東大,光に操られるスピンの超高速観察装置を開発

東京大学の研究グループは,物質内の電子が持つスピンが光によって操られる様子を観察する革新的な装置を開発した(ニュースリリース)。

スピントロニクス研究において,物質内の電子が持つスピンの動きが光の照射と共に具体的にどう動くのかを微視的に観察することは困難だった。

研究グループは,パルス光により活性化された電子のスピン情報を含めた電子構造を,超高速に動画として撮影できる装置「時間・スピン・角度分解光電子分光装置」を開発した。光電子分光では,光を物質に照射した際に外へ飛び出す電子のエネルギーを測定する。

光電子の角度からは,物質内の電子の運動量が決定される。スピンの情報は,スピン検知器によって,光電子のスピンがどちらの向きを向いているかを選択的に測定することで得られる。
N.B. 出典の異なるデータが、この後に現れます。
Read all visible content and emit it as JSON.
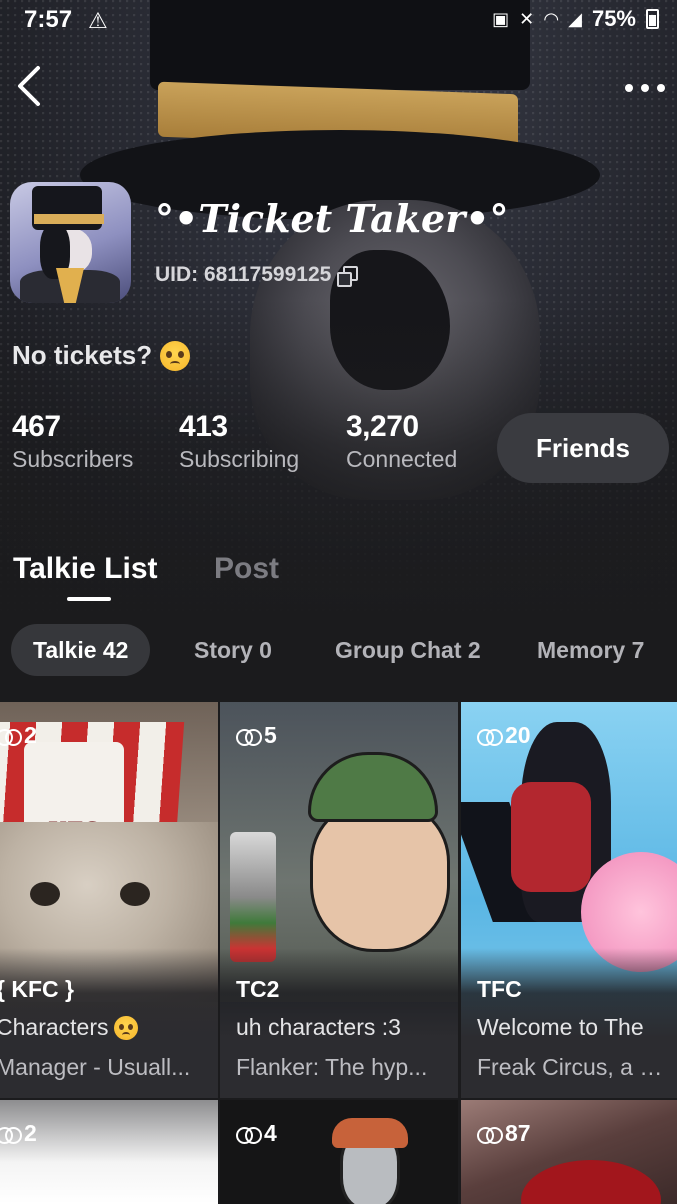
{
  "status_bar": {
    "time": "7:57",
    "battery": "75%"
  },
  "profile": {
    "name": "°•Ticket Taker•°",
    "uid": "UID: 68117599125",
    "bio": "No tickets?"
  },
  "stats": [
    {
      "value": "467",
      "label": "Subscribers"
    },
    {
      "value": "413",
      "label": "Subscribing"
    },
    {
      "value": "3,270",
      "label": "Connected"
    }
  ],
  "friends_button": "Friends",
  "tabs": [
    {
      "label": "Talkie List",
      "active": true
    },
    {
      "label": "Post",
      "active": false
    }
  ],
  "chips": [
    {
      "label": "Talkie 42",
      "active": true
    },
    {
      "label": "Story 0",
      "active": false
    },
    {
      "label": "Group Chat 2",
      "active": false
    },
    {
      "label": "Memory 7",
      "active": false
    }
  ],
  "cards": [
    {
      "count": "2",
      "title": "{ KFC }",
      "line1": "Characters",
      "line2": "Manager - Usuall..."
    },
    {
      "count": "5",
      "title": "TC2",
      "line1": "uh characters :3",
      "line2": "Flanker: The hyp..."
    },
    {
      "count": "20",
      "title": "TFC",
      "line1": "Welcome to The",
      "line2": "Freak Circus, a p..."
    },
    {
      "count": "2"
    },
    {
      "count": "4"
    },
    {
      "count": "87"
    }
  ],
  "colors": {
    "background": "#1b1b1d",
    "chip_active": "#36373b",
    "friends_button": "#3a3b40",
    "inactive_text": "#7c7c82"
  },
  "icons": [
    "back-arrow-icon",
    "more-options-icon",
    "copy-icon",
    "link-icon",
    "warning-icon",
    "wifi-icon",
    "mute-icon",
    "battery-icon"
  ]
}
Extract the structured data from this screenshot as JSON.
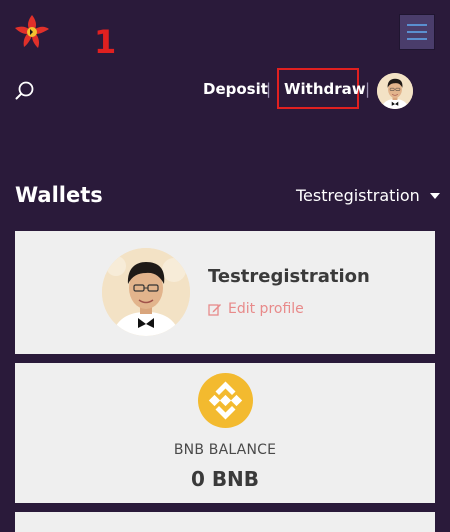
{
  "header": {
    "logo_icon": "star-logo-icon",
    "annotation_number": "1",
    "menu_icon": "hamburger-menu-icon",
    "search_icon": "search-icon",
    "nav": {
      "deposit_label": "Deposit",
      "separator": "|",
      "withdraw_label": "Withdraw"
    },
    "avatar_icon": "user-avatar"
  },
  "wallets": {
    "title": "Wallets",
    "selected_account": "Testregistration"
  },
  "profile": {
    "name": "Testregistration",
    "edit_label": "Edit profile"
  },
  "balance": {
    "coin_icon": "bnb-coin-icon",
    "label": "BNB BALANCE",
    "value": "0 BNB"
  },
  "colors": {
    "background": "#2a1a3a",
    "card": "#efefef",
    "highlight": "#e02020",
    "bnb": "#f3ba2f",
    "edit_link": "#e88a8a"
  }
}
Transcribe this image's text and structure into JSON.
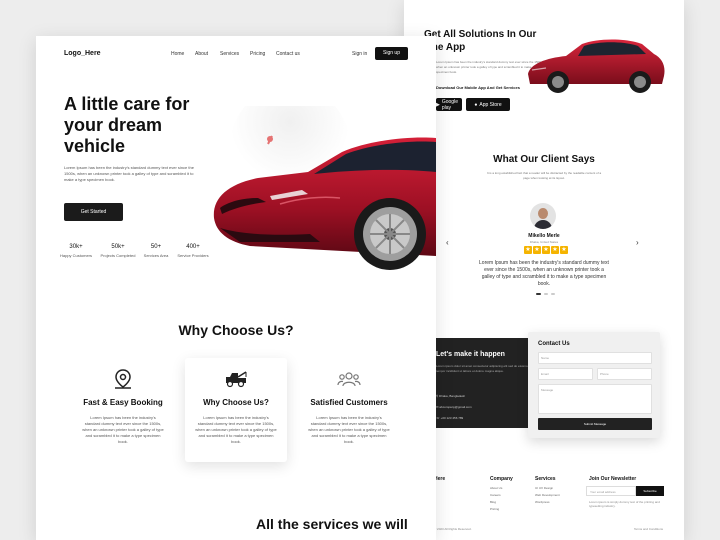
{
  "back": {
    "app": {
      "title": "Get All Solutions In Our One App",
      "text": "Lorem Ipsum has been the industry's standard dummy text ever since the 1500s, when an unknown printer took a galley of type and scrambled it to make a type specimen book.",
      "download_label": "Download Our Mobile App And Get Services",
      "google_play": "Google play",
      "app_store": "App Store"
    },
    "clients": {
      "title": "What Our Client Says",
      "subtitle": "It is a long established fact that a reader will be distracted by the readable content of a page when looking at its layout.",
      "name": "Mikello Merle",
      "role": "Dhaka, United States",
      "rating": 5,
      "review": "Lorem Ipsum has been the industry's standard dummy text ever since the 1500s, when an unknown printer took a galley of type and scrambled it to make a type specimen book."
    },
    "contact": {
      "dark_title": "Let's make it happen",
      "dark_text": "Lorem ipsum dolor sit amet consectetur adipiscing elit sed do eiusmod tempor incididunt ut labore et dolore magna aliqua.",
      "address": "Dhaka, Bangladesh",
      "email": "abcompany@gmail.com",
      "phone": "+00 123 456 789",
      "form_title": "Contact Us",
      "name_placeholder": "Name",
      "email_placeholder": "Email",
      "phone_placeholder": "Phone",
      "message_placeholder": "Message",
      "submit": "Submit Message"
    },
    "footer": {
      "logo": "Here",
      "company_title": "Company",
      "company_links": [
        "About Us",
        "Careers",
        "Blog",
        "Pricing"
      ],
      "services_title": "Services",
      "services_links": [
        "UI UX Design",
        "Web Development",
        "Wordpress"
      ],
      "newsletter_title": "Join Our Newsletter",
      "newsletter_placeholder": "Your email address",
      "subscribe": "Subscribe",
      "newsletter_note": "Lorem ipsum is simply dummy text of the printing and typesetting industry.",
      "copyright": "© 2023 All Rights Reserved.",
      "legal": "Terms and Conditions"
    }
  },
  "front": {
    "logo": "Logo_Here",
    "nav": [
      "Home",
      "About",
      "Services",
      "Pricing",
      "Contact us"
    ],
    "sign_in": "Sign in",
    "sign_up": "Sign up",
    "hero": {
      "title": "A little care for your dream vehicle",
      "text": "Lorem Ipsum has been the industry's standard dummy text ever since the 1500s, when an unknown printer took a galley of type and scrambled it to make a type specimen book.",
      "cta": "Get Started"
    },
    "stats": [
      {
        "value": "30k+",
        "label": "Happy Customers"
      },
      {
        "value": "50k+",
        "label": "Projects Completed"
      },
      {
        "value": "50+",
        "label": "Services Area"
      },
      {
        "value": "400+",
        "label": "Service Providers"
      }
    ],
    "why_title": "Why Choose Us?",
    "features": [
      {
        "icon": "location-pin-icon",
        "title": "Fast & Easy Booking",
        "text": "Lorem Ipsum has been the industry's standard dummy text ever since the 1500s, when an unknown printer took a galley of type and scrambled it to make a type specimen book."
      },
      {
        "icon": "tow-truck-icon",
        "title": "Why Choose Us?",
        "text": "Lorem Ipsum has been the industry's standard dummy text ever since the 1500s, when an unknown printer took a galley of type and scrambled it to make a type specimen book."
      },
      {
        "icon": "users-group-icon",
        "title": "Satisfied Customers",
        "text": "Lorem Ipsum has been the industry's standard dummy text ever since the 1500s, when an unknown printer took a galley of type and scrambled it to make a type specimen book."
      }
    ],
    "services_title": "All the services we will"
  },
  "colors": {
    "car": "#b0142a",
    "dark": "#1b1b1b",
    "star": "#f5b400"
  }
}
超高速動画を得るための時間分解測定では,パルス光により活性化された物質内の電子が元の状態へ戻る前に2発目のパルス光を照射し光電子分光を行なうことで可能となる。今回開発した装置では,光で活性化された物理現象の時間経過を10兆分の1秒間隔という超最速で撮影することが可能。

しかし,スピンの検出効率が桁違いに低く,パルス光により活性化された電子のスピンを測定するとさらに効率が落ちるこの方法は,その実現が悲観視されてきた。そこで,これまでの装置で使われてきた,スピン検出としてのモット検出器,またレーザー光源のチタン添加サファイアレーザーを一新した。

スピン検出には磁石の反射を利用することで高効率化させた低速電子線回折(VLEED)方式を,また,レーザー光源としては高繰り返しのパルス発生に最適なイッテルビウム添加ファイバーレーザーを初めて採用した。これらの試みにより,従来の測定と比べ約100倍もの高効率化を達成した。

さらに,測定用のパルス光として,10.7eVという高いエネルギーのレーザー光源を開発し,物質の電子構造を決定する上で必要となる電子の運動量全域を測定することを可能にした。これらすべての要素を集結させ,「時間・スピン・角度分解光電子分光装置」を実現した。

これにより,パルス光により活性化された瞬間に発生するスピン流を直接観測することに成功した。トポロジカル絶縁体Sb2Te3は,光を照射する前の安定状態ではスピン流が存在しないが,パルス光によって電子を活性化すると瞬時にスピン流が発生することを電子構造の観察によって視覚的に示すことに初めて成功した。

研究グループは,ペロブスカイト太陽電池の動作原理の微視的解明や効率向上に向けた評価方法など,広範囲にスピントロニクス研究の基盤を支える実験技術になる成果だとしている。